I wouldn't describe it as obtuse, but I would describe it as concise.
I think that even people who are familiar with it could feel that its concision hurts readability. It's not such an unfair criticism as you may suggest.
Ken Iverson wrote an interesting document, "Notation as a tool of thought", which covers his thoughts on what a concise/efficient notation provides: http://www.jsoftware.com/papers/tot.htm
The one worry I have with APL and its descendants is that its conciseness will encourage people to make overly long expressions.
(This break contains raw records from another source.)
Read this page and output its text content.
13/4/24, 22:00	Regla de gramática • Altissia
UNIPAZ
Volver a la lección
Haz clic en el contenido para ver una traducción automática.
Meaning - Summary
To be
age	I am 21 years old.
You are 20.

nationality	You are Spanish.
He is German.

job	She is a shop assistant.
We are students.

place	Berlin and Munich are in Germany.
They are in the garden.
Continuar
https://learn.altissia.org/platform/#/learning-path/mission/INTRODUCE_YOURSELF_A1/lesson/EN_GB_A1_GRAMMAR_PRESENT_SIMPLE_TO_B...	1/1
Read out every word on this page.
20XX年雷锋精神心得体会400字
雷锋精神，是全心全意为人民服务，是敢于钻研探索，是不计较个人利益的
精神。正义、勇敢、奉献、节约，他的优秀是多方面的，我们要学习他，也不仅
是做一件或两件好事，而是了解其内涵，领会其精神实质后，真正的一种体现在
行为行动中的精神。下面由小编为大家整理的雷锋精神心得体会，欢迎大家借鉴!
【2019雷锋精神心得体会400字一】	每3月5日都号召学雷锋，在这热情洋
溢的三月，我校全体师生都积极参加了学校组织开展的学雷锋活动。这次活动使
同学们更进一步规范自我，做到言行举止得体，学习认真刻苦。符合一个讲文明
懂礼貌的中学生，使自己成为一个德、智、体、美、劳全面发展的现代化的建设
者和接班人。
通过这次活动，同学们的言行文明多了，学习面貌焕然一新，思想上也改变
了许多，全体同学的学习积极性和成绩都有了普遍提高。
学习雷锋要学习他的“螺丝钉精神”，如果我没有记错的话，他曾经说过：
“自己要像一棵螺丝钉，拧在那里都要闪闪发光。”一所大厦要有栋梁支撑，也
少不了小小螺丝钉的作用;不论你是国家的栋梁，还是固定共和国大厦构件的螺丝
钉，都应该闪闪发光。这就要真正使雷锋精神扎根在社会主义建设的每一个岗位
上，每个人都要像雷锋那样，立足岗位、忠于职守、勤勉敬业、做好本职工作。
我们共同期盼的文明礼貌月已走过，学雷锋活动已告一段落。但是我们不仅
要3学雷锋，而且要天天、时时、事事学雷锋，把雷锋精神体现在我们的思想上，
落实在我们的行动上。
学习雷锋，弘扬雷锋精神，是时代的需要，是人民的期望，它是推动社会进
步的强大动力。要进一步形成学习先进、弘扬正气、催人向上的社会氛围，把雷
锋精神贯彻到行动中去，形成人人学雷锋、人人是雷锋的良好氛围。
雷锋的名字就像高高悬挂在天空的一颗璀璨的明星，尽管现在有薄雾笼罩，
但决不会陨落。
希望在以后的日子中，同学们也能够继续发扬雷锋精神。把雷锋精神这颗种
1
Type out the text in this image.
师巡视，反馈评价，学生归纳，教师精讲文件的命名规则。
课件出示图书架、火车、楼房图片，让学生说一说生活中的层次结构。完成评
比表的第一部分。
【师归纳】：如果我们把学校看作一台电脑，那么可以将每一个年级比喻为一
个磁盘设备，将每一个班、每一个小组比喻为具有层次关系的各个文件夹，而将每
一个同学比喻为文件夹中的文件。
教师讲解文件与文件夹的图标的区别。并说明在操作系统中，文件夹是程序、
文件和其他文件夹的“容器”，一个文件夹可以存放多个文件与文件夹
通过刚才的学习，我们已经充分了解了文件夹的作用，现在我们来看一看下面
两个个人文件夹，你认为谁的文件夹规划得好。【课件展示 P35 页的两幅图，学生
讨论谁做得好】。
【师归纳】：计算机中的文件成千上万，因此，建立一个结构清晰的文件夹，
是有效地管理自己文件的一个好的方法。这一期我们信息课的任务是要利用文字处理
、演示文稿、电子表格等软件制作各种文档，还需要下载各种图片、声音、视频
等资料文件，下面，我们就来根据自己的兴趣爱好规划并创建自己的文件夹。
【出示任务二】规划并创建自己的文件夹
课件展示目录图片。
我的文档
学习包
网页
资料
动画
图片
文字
One possibly beneficial side-effect of more verbose languages is that it tends to encourage the use of additional identifiers to hold sub-expressions. The act of naming things is often a good thing for both the authors and readers of a program. More abstractly, it allows the program to carry intentional semantics alongside operational semantics.
This is also a problem I have with mathematics -- mathematical notation often uses context-dependent single-letter variable names for semantic information, which is terrible from an outsider's perspective (and by outsider I really mean anyone who isn't working in the exact field of the mathematician).
Edit: I should mention that I'm still pretty enamored with J for numerical computation, even though I never do any of it :)
I've observed two reasons people perceive APL code as unreadable:
1. They are not familiar with the symbols. It's the equivalent of trying to read a label in a foreign language. The text may seem unreadable to you, but if you learn the alphabet/hieroglyphs and some vocab, it makes sense.
2. They aren't used to brevity of notation. An APL program is to be read character by character, the way one reads a Java program line by line. Brevity is an advantage because it allows you to see more of a program's structure at a glance.